Will officials react badly when commentators tell them the idea is absurd? 

Which brings us to the worst example yet of an embarrassingly over-whiny official press release in response to Ming Pao content. As usual, the government expresses ‘regret’, which Google defines as feeling…

…sad, repentant, or disappointed over (something that one has done or failed to do).

Since the government is not a person, it cannot experience emotions (though a named spokesman speaking personally could complain that an op-ed ‘hurt his feelings’). More to the point, the government did not write the Ming Pao column, so does not need to regret it. Officials could, on the other hand, regret making decisions that invite criticism in the newspapers.

Meanwhile – there goes any hope of turning Hong Kong into Asia’s leading bathroom accessories hub…

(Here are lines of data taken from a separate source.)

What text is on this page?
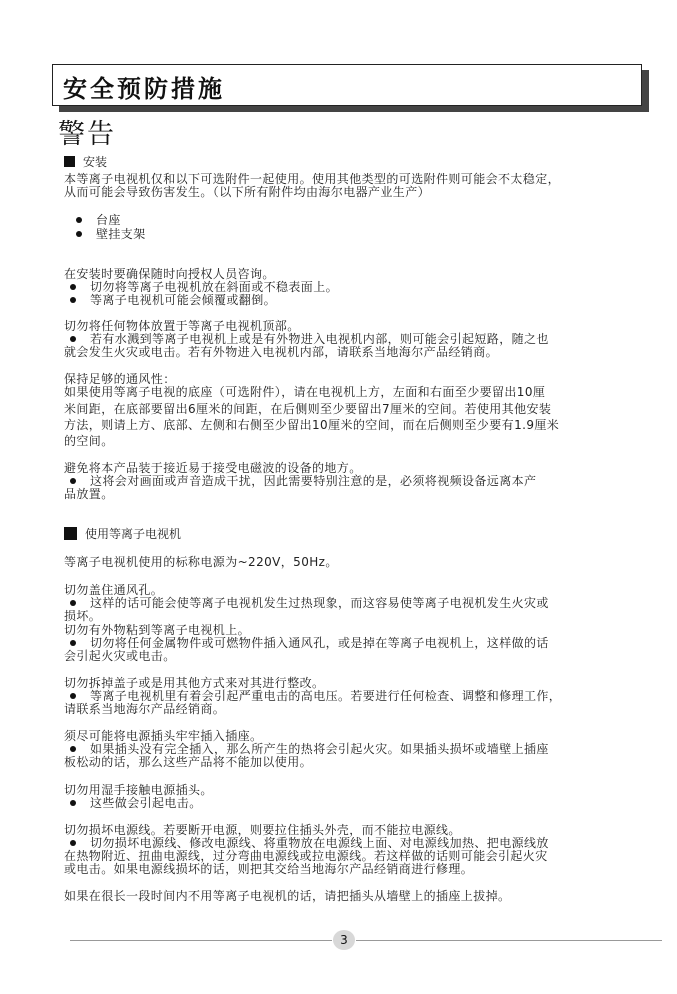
安全预防措施
警告
安装
本等离子电视机仅和以下可选附件一起使用。使用其他类型的可选附件则可能会不太稳定，
从而可能会导致伤害发生。（以下所有附件均由海尔电器产业生产）
台座
壁挂支架
在安装时要确保随时向授权人员咨询。
切勿将等离子电视机放在斜面或不稳表面上。
等离子电视机可能会倾覆或翻倒。
切勿将任何物体放置于等离子电视机顶部。
若有水溅到等离子电视机上或是有外物进入电视机内部，则可能会引起短路，随之也
就会发生火灾或电击。若有外物进入电视机内部，请联系当地海尔产品经销商。
保持足够的通风性：
如果使用等离子电视的底座（可选附件），请在电视机上方，左面和右面至少要留出10厘
米间距，在底部要留出6厘米的间距，在后侧则至少要留出7厘米的空间。若使用其他安装
方法，则请上方、底部、左侧和右侧至少留出10厘米的空间，而在后侧则至少要有1.9厘米
的空间。
避免将本产品装于接近易于接受电磁波的设备的地方。
这将会对画面或声音造成干扰，因此需要特别注意的是，必须将视频设备远离本产
品放置。
使用等离子电视机
等离子电视机使用的标称电源为~220V，50Hz。
切勿盖住通风孔。
这样的话可能会使等离子电视机发生过热现象，而这容易使等离子电视机发生火灾或
损坏。
切勿有外物粘到等离子电视机上。
切勿将任何金属物件或可燃物件插入通风孔，或是掉在等离子电视机上，这样做的话
会引起火灾或电击。
切勿拆掉盖子或是用其他方式来对其进行整改。
等离子电视机里有着会引起严重电击的高电压。若要进行任何检查、调整和修理工作，
请联系当地海尔产品经销商。
须尽可能将电源插头牢牢插入插座。
如果插头没有完全插入，那么所产生的热将会引起火灾。如果插头损坏或墙壁上插座
板松动的话，那么这些产品将不能加以使用。
切勿用湿手接触电源插头。
这些做会引起电击。
切勿损坏电源线。若要断开电源，则要拉住插头外壳，而不能拉电源线。
切勿损坏电源线、修改电源线、将重物放在电源线上面、对电源线加热、把电源线放
在热物附近、扭曲电源线，过分弯曲电源线或拉电源线。若这样做的话则可能会引起火灾
或电击。如果电源线损坏的话，则把其交给当地海尔产品经销商进行修理。
如果在很长一段时间内不用等离子电视机的话，请把插头从墙壁上的插座上拔掉。
3
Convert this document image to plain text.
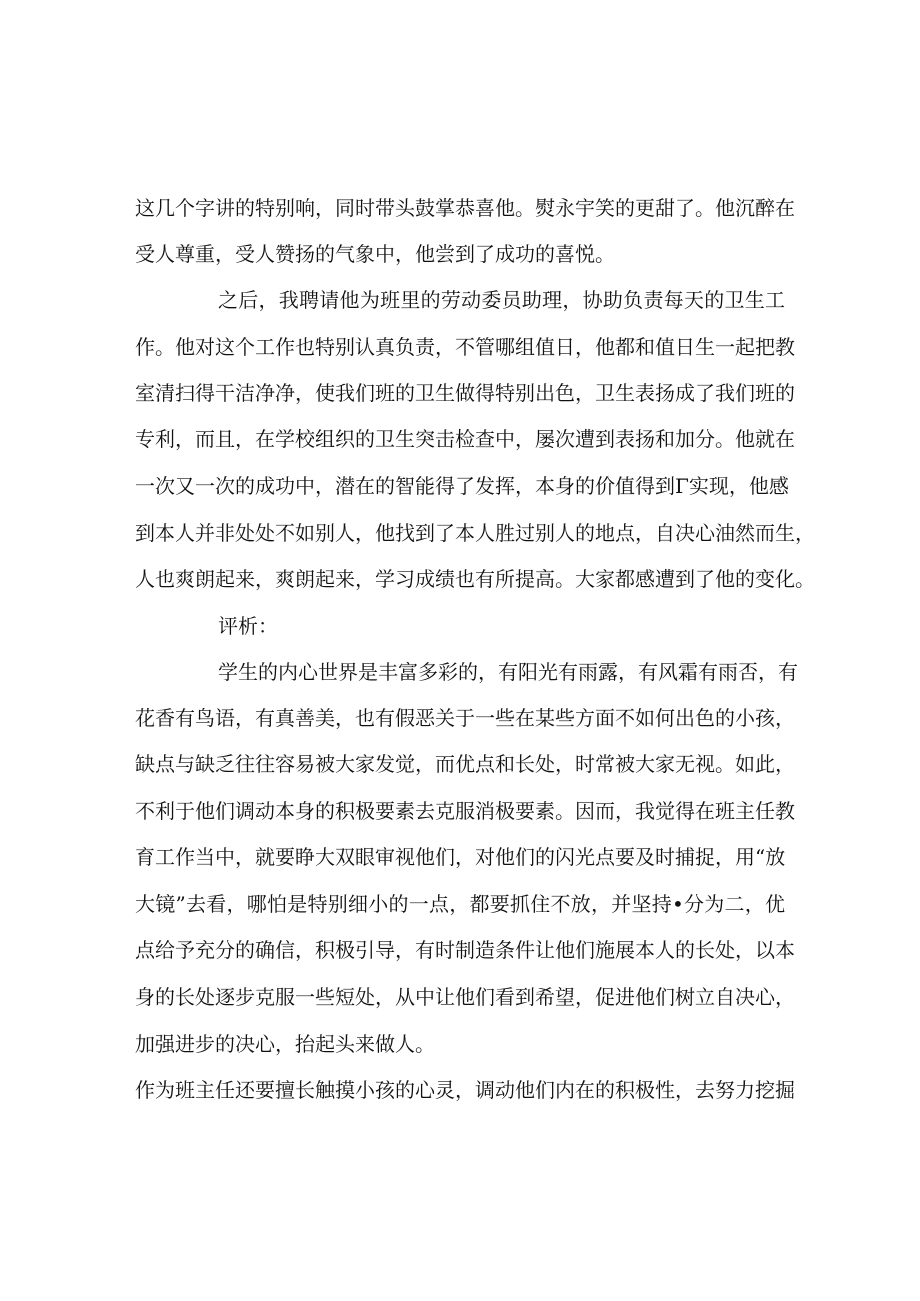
这几个字讲的特别响，同时带头鼓掌恭喜他。熨永宇笑的更甜了。他沉醉在
受人尊重，受人赞扬的气象中，他尝到了成功的喜悦。
之后，我聘请他为班里的劳动委员助理，协助负责每天的卫生工
作。他对这个工作也特别认真负责，不管哪组值日，他都和值日生一起把教
室清扫得干洁净净，使我们班的卫生做得特别出色，卫生表扬成了我们班的
专利，而且，在学校组织的卫生突击检查中，屡次遭到表扬和加分。他就在
一次又一次的成功中，潜在的智能得了发挥，本身的价值得到Γ实现，他感
到本人并非处处不如别人，他找到了本人胜过别人的地点，自决心油然而生，
人也爽朗起来，爽朗起来，学习成绩也有所提高。大家都感遭到了他的变化。
评析：
学生的内心世界是丰富多彩的，有阳光有雨露，有风霜有雨否，有
花香有鸟语，有真善美，也有假恶关于一些在某些方面不如何出色的小孩，
缺点与缺乏往往容易被大家发觉，而优点和长处，时常被大家无视。如此，
不利于他们调动本身的积极要素去克服消极要素。因而，我觉得在班主任教
育工作当中，就要睁大双眼审视他们，对他们的闪光点要及时捕捉，用“放
大镜”去看，哪怕是特别细小的一点，都要抓住不放，并坚持•分为二，优
点给予充分的确信，积极引导，有时制造条件让他们施展本人的长处，以本
身的长处逐步克服一些短处，从中让他们看到希望，促进他们树立自决心，
加强进步的决心，抬起头来做人。
作为班主任还要擅长触摸小孩的心灵，调动他们内在的积极性，去努力挖掘
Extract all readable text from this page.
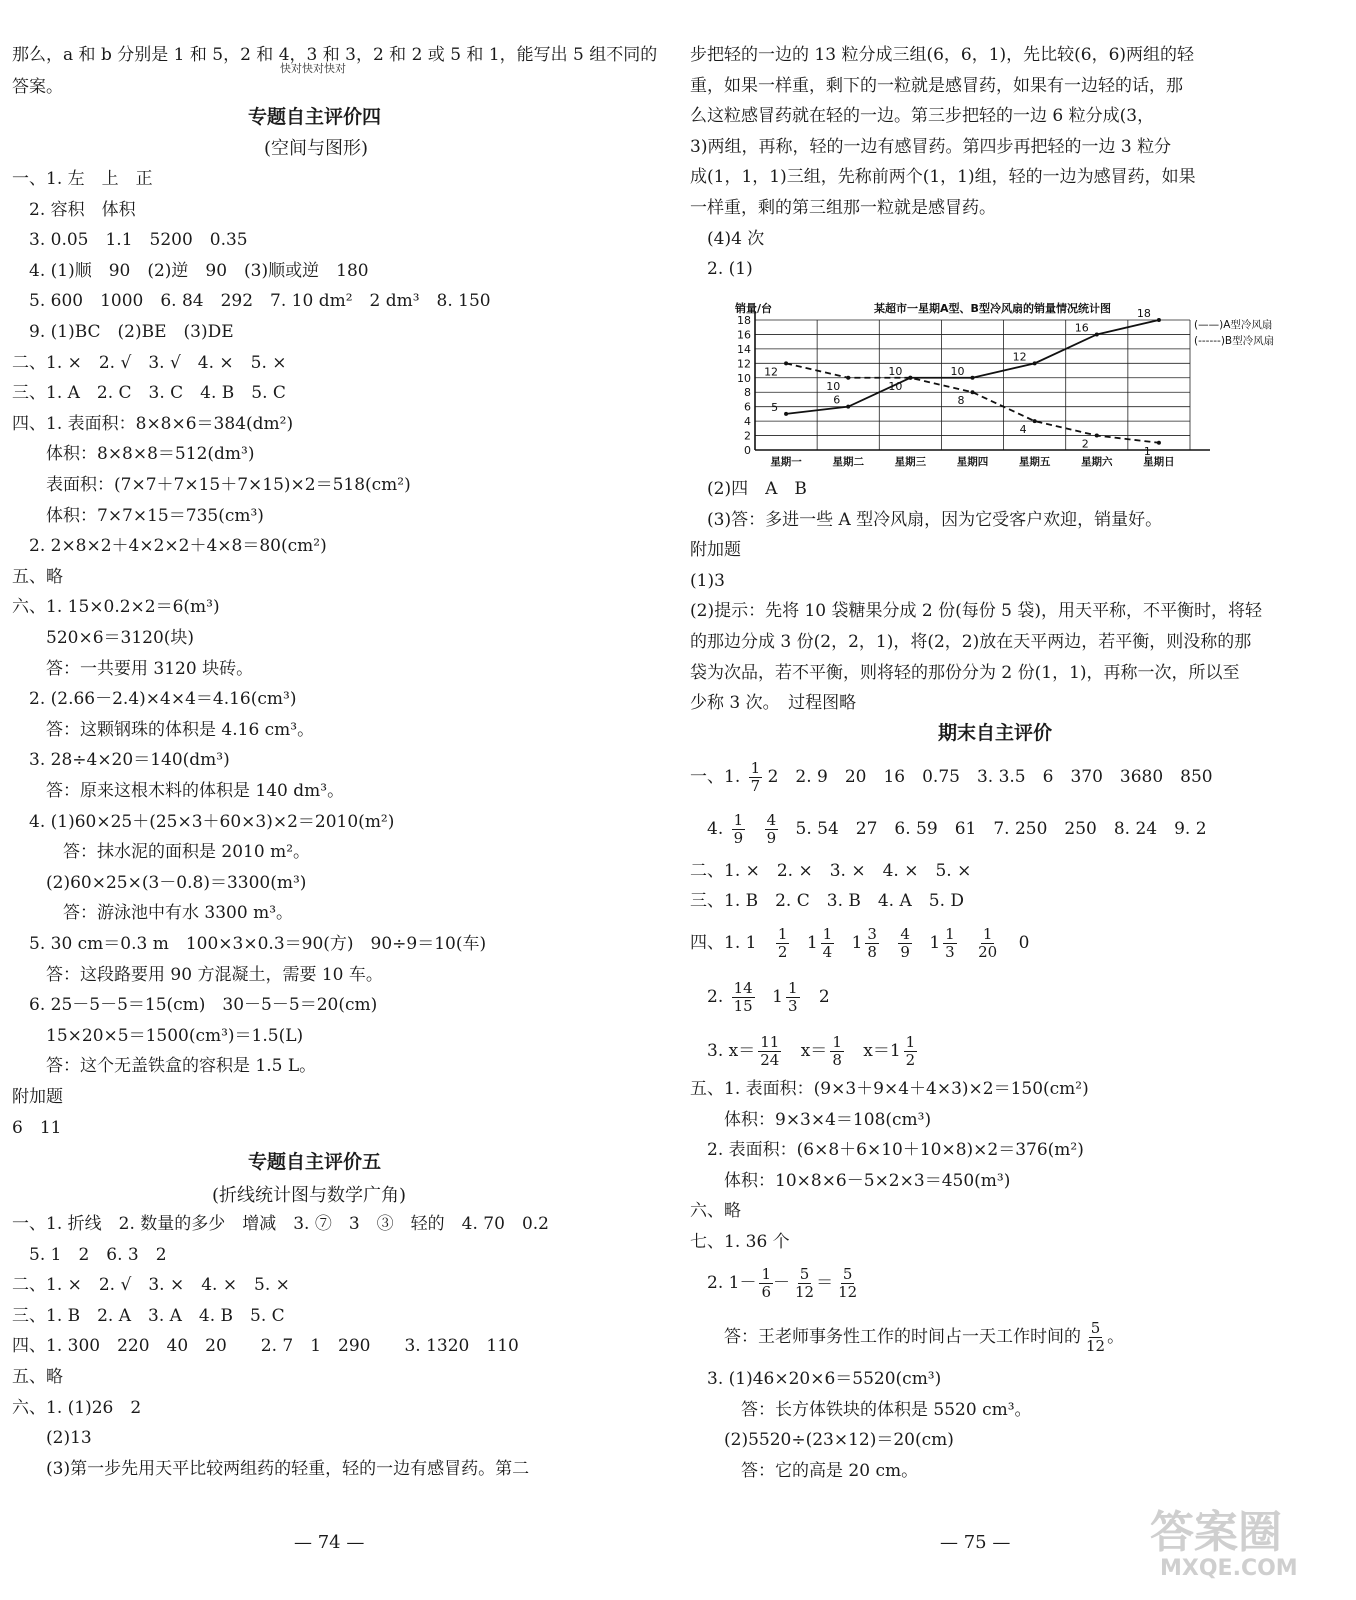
那么，a 和 b 分别是 1 和 5，2 和 4，3 和 3，2 和 2 或 5 和 1，能写出 5 组不同的
快对快对快对
答案。
专题自主评价四
(空间与图形)
一、1. 左　上　正
　2. 容积　体积
　3. 0.05　1.1　5200　0.35
　4. (1)顺　90　(2)逆　90　(3)顺或逆　180
　5. 600　1000　6. 84　292　7. 10 dm²　2 dm³　8. 150
　9. (1)BC　(2)BE　(3)DE
二、1. ×　2. √　3. √　4. ×　5. ×
三、1. A　2. C　3. C　4. B　5. C
四、1. 表面积：8×8×6＝384(dm²)
　　体积：8×8×8＝512(dm³)
　　表面积：(7×7＋7×15＋7×15)×2＝518(cm²)
　　体积：7×7×15＝735(cm³)
　2. 2×8×2＋4×2×2＋4×8＝80(cm²)
五、略
六、1. 15×0.2×2＝6(m³)
　　520×6＝3120(块)
　　答：一共要用 3120 块砖。
　2. (2.66－2.4)×4×4＝4.16(cm³)
　　答：这颗钢珠的体积是 4.16 cm³。
　3. 28÷4×20＝140(dm³)
　　答：原来这根木料的体积是 140 dm³。
　4. (1)60×25＋(25×3＋60×3)×2＝2010(m²)
　　　答：抹水泥的面积是 2010 m²。
　　(2)60×25×(3－0.8)＝3300(m³)
　　　答：游泳池中有水 3300 m³。
　5. 30 cm＝0.3 m　100×3×0.3＝90(方)　90÷9＝10(车)
　　答：这段路要用 90 方混凝土，需要 10 车。
　6. 25－5－5＝15(cm)　30－5－5＝20(cm)
　　15×20×5＝1500(cm³)＝1.5(L)
　　答：这个无盖铁盒的容积是 1.5 L。
附加题
6　11
专题自主评价五
(折线统计图与数学广角)
一、1. 折线　2. 数量的多少　增减　3. ⑦　3　③　轻的　4. 70　0.2
　5. 1　2　6. 3　2
二、1. ×　2. √　3. ×　4. ×　5. ×
三、1. B　2. A　3. A　4. B　5. C
四、1. 300　220　40　20　　2. 7　1　290　　3. 1320　110
五、略
六、1. (1)26　2
　　(2)13
　　(3)第一步先用天平比较两组药的轻重，轻的一边有感冒药。第二
— 74 —
步把轻的一边的 13 粒分成三组(6，6，1)，先比较(6，6)两组的轻
重，如果一样重，剩下的一粒就是感冒药，如果有一边轻的话，那
么这粒感冒药就在轻的一边。第三步把轻的一边 6 粒分成(3，
3)两组，再称，轻的一边有感冒药。第四步再把轻的一边 3 粒分
成(1，1，1)三组，先称前两个(1，1)组，轻的一边为感冒药，如果
一样重，剩的第三组那一粒就是感冒药。
　(4)4 次
　2. (1)
某超市一星期A型、B型冷风扇的销量情况统计图
0
2
4
6
8
10
12
14
16
18
销量/台
星期一	星期二	星期三	星期四	星期五	星期六	星期日
5
6
10	10
12
16
18
(——)A型冷风扇
12
10	10
8
4
2
1
(------)B型冷风扇
　(2)四　A　B
　(3)答：多进一些 A 型冷风扇，因为它受客户欢迎，销量好。
附加题
(1)3
(2)提示：先将 10 袋糖果分成 2 份(每份 5 袋)，用天平称，不平衡时，将轻
的那边分成 3 份(2，2，1)，将(2，2)放在天平两边，若平衡，则没称的那
袋为次品，若不平衡，则将轻的那份分为 2 份(1，1)，再称一次，所以至
少称 3 次。　过程图略
期末自主评价
一、1. $\frac{1}{7} 2$　2. 9　20　16　0.75　3. 3.5　6　370　3680　850
　4. $\frac{1}{9}$
$\frac{4}{9} 5$. 54　27　6. 59　61　7. 250　250　8. 24　9. 2
二、1. ×　2. ×　3. ×　4. ×　5. ×
三、1. B　2. C　3. B　4. A　5. D
四、1. $1 \frac{1}{2} 1 \frac{1}{4} 1 \frac{3}{8}$
$\frac{4}{9} 1 \frac{1}{3}$
$\frac{1}{20} 0$
　2. $\frac{14}{15} 1 \frac{1}{3} 2$
　3. $x= \frac{11}{24} x= \frac{1}{8} x=1 \frac{1}{2}$
五、1. 表面积：(9×3＋9×4＋4×3)×2＝150(cm²)
　　体积：9×3×4＝108(cm³)
　2. 表面积：(6×8＋6×10＋10×8)×2＝376(m²)
　　体积：10×8×6－5×2×3＝450(m³)
六、略
七、1. 36 个
　2. $1- \frac{1}{6} - \frac{5}{12} = \frac{5}{12}$
　　答：王老师事务性工作的时间占一天工作时间的 $\frac{5}{12}$ 。
　3. (1)46×20×6＝5520(cm³)
　　　答：长方体铁块的体积是 5520 cm³。
　　(2)5520÷(23×12)＝20(cm)
　　　答：它的高是 20 cm。
— 75 —	答案圈
MXQE.COM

After school that day, Gary said the school had summoned all 30 members of the running team and confiscated their towels, telling them the case would be reported to the police.

This is a patriotic/petrified school administrator at work, not law enforcement. We do not know if the nifty design that sort-of reads ‘香港’ in one position but ‘加油’ in another is banned as a national security threat. Maybe the whole ‘Heung Gong ga yau’ phrase is prohibited. If it is, what are Hong Kong fans supposed to shout at international sports tournaments? Should the government set up a committee? It could urge spectators to make a ‘T’ sign with their hands if they hear the words, and devise a new officially recommended correct phrase, like ‘Go Hong Kong Special Administrative Region of the People’s Republic of China!’

Next step: hounding Google for still including the phrase in search results? (The Google-angst continues, by the way.)

In other matters – an interesting article on former Global Times editor Hu Xijin attracting criticism from other, more devout nationalists for backing Beijing’s Covid U-turn…

After China’s abrupt change on Covid policies, the nationalist influencers and the “zero-Covid camp” are having a hard time pivoting themselves.